Recently the Europeon Union has formally challenged the policy in the WTO. The Europeon Commission stated, "The EU does not dispute Australia's right to set an appropriate level of protection. The EU does however consider that Australia should not unfairly protect its own market and producers by imposing quarantine rules which block imports without scientific justification, often for many years."

Although the amount of trade lost due to the quarantine is hard to quantify. However, the commission showed the EU exports of fresh vegetables in Australia were 8,000 tons compared to the 35,000 tons exported to Canada (a comparable market).

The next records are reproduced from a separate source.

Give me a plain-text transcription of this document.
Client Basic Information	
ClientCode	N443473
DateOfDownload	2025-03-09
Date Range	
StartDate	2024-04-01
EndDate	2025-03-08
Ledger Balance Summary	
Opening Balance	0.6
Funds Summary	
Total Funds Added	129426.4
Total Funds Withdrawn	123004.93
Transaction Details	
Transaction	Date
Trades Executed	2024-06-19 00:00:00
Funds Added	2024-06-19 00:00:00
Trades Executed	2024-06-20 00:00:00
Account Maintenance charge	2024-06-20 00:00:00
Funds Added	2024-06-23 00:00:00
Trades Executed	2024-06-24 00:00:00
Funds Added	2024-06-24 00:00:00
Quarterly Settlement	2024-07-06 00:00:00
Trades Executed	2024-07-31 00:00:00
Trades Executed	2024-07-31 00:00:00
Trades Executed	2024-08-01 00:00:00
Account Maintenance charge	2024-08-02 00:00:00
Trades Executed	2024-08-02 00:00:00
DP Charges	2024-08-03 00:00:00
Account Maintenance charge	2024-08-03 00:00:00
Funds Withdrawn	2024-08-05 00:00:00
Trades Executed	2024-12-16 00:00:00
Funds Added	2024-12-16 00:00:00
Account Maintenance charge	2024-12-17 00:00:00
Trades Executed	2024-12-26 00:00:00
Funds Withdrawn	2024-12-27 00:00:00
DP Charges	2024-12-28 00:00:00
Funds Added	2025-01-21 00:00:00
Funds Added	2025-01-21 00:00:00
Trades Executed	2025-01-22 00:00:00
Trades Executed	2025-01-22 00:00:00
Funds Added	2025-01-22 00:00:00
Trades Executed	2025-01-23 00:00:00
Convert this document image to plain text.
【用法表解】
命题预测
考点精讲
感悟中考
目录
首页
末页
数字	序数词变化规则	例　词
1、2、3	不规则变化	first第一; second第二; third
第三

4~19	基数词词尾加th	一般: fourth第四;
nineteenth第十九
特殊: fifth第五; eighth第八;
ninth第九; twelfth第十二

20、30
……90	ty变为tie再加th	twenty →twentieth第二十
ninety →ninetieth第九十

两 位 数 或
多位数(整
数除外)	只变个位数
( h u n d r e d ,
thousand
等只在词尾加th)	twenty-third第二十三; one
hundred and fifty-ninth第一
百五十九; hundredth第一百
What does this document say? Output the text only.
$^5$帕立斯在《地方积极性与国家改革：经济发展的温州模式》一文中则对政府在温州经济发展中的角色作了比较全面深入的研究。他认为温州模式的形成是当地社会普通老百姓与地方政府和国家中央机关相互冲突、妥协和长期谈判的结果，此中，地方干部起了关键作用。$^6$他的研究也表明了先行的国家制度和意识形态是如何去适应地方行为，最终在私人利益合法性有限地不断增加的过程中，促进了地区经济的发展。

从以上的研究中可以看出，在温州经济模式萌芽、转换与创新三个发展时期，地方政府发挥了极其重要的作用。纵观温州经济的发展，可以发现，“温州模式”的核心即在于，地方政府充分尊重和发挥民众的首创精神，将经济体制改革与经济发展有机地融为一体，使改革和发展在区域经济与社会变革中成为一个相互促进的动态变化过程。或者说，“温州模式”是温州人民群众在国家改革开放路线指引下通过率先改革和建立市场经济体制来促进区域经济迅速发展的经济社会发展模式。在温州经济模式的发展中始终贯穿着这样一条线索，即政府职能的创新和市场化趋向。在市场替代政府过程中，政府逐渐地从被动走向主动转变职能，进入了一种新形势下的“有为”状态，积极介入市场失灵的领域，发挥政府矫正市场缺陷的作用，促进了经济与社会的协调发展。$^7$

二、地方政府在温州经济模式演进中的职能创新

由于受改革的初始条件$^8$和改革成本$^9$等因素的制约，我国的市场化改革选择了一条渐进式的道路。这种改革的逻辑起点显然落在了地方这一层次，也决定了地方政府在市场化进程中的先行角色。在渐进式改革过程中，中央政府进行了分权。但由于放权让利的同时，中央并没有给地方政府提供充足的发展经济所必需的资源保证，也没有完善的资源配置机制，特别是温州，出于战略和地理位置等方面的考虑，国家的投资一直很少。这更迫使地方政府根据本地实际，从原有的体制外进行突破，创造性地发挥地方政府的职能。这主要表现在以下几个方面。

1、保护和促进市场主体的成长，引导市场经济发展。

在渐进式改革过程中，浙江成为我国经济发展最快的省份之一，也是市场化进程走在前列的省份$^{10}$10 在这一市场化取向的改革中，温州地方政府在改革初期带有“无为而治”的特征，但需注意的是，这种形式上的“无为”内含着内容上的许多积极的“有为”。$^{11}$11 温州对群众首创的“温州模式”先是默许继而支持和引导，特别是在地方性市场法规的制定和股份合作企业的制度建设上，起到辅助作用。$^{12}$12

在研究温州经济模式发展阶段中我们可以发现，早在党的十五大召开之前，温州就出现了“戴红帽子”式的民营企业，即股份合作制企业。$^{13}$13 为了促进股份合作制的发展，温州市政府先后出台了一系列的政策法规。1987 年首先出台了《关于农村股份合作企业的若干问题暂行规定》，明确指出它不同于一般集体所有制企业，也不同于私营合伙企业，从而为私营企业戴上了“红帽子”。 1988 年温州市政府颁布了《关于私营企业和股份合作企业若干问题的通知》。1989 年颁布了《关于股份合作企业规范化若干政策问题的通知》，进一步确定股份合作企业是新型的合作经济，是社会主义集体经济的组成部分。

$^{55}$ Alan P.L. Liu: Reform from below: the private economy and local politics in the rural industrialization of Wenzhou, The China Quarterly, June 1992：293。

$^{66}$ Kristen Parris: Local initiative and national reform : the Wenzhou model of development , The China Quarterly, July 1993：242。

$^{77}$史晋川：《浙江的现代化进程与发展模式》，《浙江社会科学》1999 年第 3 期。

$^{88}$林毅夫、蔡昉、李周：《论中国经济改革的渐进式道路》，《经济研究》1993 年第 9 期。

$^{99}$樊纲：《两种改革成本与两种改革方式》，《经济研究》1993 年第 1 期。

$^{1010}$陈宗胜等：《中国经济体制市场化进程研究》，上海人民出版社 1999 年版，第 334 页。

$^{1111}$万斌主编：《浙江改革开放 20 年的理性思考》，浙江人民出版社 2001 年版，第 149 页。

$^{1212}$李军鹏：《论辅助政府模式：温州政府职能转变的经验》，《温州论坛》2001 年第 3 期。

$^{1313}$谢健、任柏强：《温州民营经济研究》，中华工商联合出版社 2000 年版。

I don't think that having any economic policy enforced "whatever the cost" is ever a good idea. There has to be some cut-off point where it is realized that the benefits of a policy are for overshadowed by the costs. I think this is the case with Australia's quarantine. Some sort of change needs to take place in order to relax the strict policy and increase imports.


Biancca said...

I would add to that, that aside from imports/exports, domestic manufacturing should not be done "whatever the costs" either. I was recently in former East Germany and the polution problems there are astronomical. The government had almost no controls on polution. Manufacturing was done just to meet the quotas of the communist party, at any cost. Now the lakes are ruined, every 3rd tree is dying, and former West Germany is taking over the costs. And the worst part is, most of the goods east germans manufactured were taken away by the former soviet union. The country was ruined for the good of another country.

Rufio said...

I agree that this strict import policy probably isn't a good idea, but restrictions on imports can be a good thing for Australian businesses. This is because the demand for the items that would have been imported are still at high demand, and demand can only be satisfied by businesses and organizations in the country of Australia.

Similar strict import restrictions in the U.S. were made a few years ago on motorcycles. This was done in an effort to boost Harley Davidson sales. This restriction scheme seemed to work, but it was removed eventually. I beleive that Australia is trying to boost its own economy by envoking these restrictions. I don't think it would be wise for them to do this on a long-term basis though. Restrictions can be good in the short-run, but eventually the restrictions need to be lifted when Australia's economy can stand on its own two feet in a global market.

John West said...

No one has ever accused the Aussie's of being all that bright and this occasion gives credence as to why such is so. Australia needs to allow free trade to happen and the EU has every right to be concerned. Hopefully the WTO takes care of this issue.

Maudi said...

There are many ways of getting things past in foreign countries. Austrailia exports good to a lot of other countries. If they want to play hard ball then so should the WTO it is only fair that the aussies play by the same rules.

Dr. Tufte said...

This is an example of using regulatory policy as a cover for trade policy. The Australians don't want to appear to be against foreign trade, so they dress it up as environmental protection. The WTO is calling their bluff.